Real-world aimbot – Rifle with a Linux powered scope

At CES 2013, thanks to a company called TrackingPoint, hunting rifles can now be considered a part of consumer electronics. Starting at $17,000, TrackingPoint is launching a range of Precision Guided Firearms (PGFs) that use a Linux powered scope and other advanced technologies to provide shooters with real-world auto-aim.

The image above may look like an augmented reality HUD from Terminator, but it’s actually exactly what you see when looking straight down a TrackingPoint scope. Rather than lookin directly down your scope at the target, you instead look at a small digital display that has HUD-like data overlaid. The augmented view shows range, wind speed, and other important info for hitting your target — but as you’ll soon see, this data is rather superfluous.


Once you’ve picked out a target, you touch a button near the trigger to mark it. The target is then monitored by the scope and its built-in laser. When you want to fire, you pull the trigger — but rather than quickly firing, you then line the crosshairs up with the target. When the crosshairs line up with the laser dot, the rifle automatically fires. According to Ars Technica, the built-in Linux computer system automatically accounts for temperature, humidity, wind speed/direction, the age of the barrel, and more, to guarantee that your shot hits the target.

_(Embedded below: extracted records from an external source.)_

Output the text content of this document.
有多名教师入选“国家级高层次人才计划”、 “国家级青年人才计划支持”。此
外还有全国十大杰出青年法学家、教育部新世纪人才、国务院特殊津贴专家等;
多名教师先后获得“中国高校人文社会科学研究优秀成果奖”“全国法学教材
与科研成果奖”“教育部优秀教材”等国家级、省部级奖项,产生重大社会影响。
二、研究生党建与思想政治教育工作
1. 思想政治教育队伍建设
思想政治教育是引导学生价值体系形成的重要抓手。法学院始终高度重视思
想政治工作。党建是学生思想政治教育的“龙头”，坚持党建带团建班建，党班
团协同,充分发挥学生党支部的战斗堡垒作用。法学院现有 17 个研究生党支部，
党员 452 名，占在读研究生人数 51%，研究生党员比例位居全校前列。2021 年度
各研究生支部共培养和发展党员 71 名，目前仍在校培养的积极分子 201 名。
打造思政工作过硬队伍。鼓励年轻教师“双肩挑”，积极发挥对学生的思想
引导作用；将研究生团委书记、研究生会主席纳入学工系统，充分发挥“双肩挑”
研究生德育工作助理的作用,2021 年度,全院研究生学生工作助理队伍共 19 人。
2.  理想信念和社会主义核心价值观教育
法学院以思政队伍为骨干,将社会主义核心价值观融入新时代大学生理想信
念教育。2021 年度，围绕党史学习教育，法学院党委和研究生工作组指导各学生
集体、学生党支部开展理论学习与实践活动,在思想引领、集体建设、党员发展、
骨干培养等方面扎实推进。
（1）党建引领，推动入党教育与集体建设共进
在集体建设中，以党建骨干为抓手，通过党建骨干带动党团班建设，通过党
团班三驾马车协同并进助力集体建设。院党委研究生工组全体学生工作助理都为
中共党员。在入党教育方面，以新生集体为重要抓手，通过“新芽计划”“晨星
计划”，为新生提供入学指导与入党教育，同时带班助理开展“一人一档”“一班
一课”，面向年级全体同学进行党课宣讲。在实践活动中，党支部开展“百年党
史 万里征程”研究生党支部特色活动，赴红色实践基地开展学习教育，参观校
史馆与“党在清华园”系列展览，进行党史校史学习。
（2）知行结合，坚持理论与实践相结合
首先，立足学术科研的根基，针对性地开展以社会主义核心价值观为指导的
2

The ending result, as you can notice in the graph on top, is a massive increase in accuracy. The TrackingPoint .300 Winchester Magnum PGF is 100% accurate at a range of up to 950 yards (870m); the unmodified version is only 100% accurate at up to 300 yards (274m). You do need to use special, expensive ammunition made by TrackingPoint — but the company says that you’ll ultimately save money due to the increased accuracy, and thus less ammo used. If it doesn’t upset you to see animals being hunted, the video at the end of the story provides you a good idea of how a PGF works in training.
Beyond aim-botting, TrackingPoint’s Linux powered scope has a few more tricks up its sleeve. For a start, it records the output from the scope, so that you can download and watch your very own point-of-view hunting videos. You could of course upload these videos to, if you so desire. The scope also has a built-in Wi-fi server, which can be connected to from the companion iOS app, allowing your friend with an iPhone or iPad to act as a spotter. For the $17,000 price tag, you actually get the rifle and a pre-configured iPad — what a steal.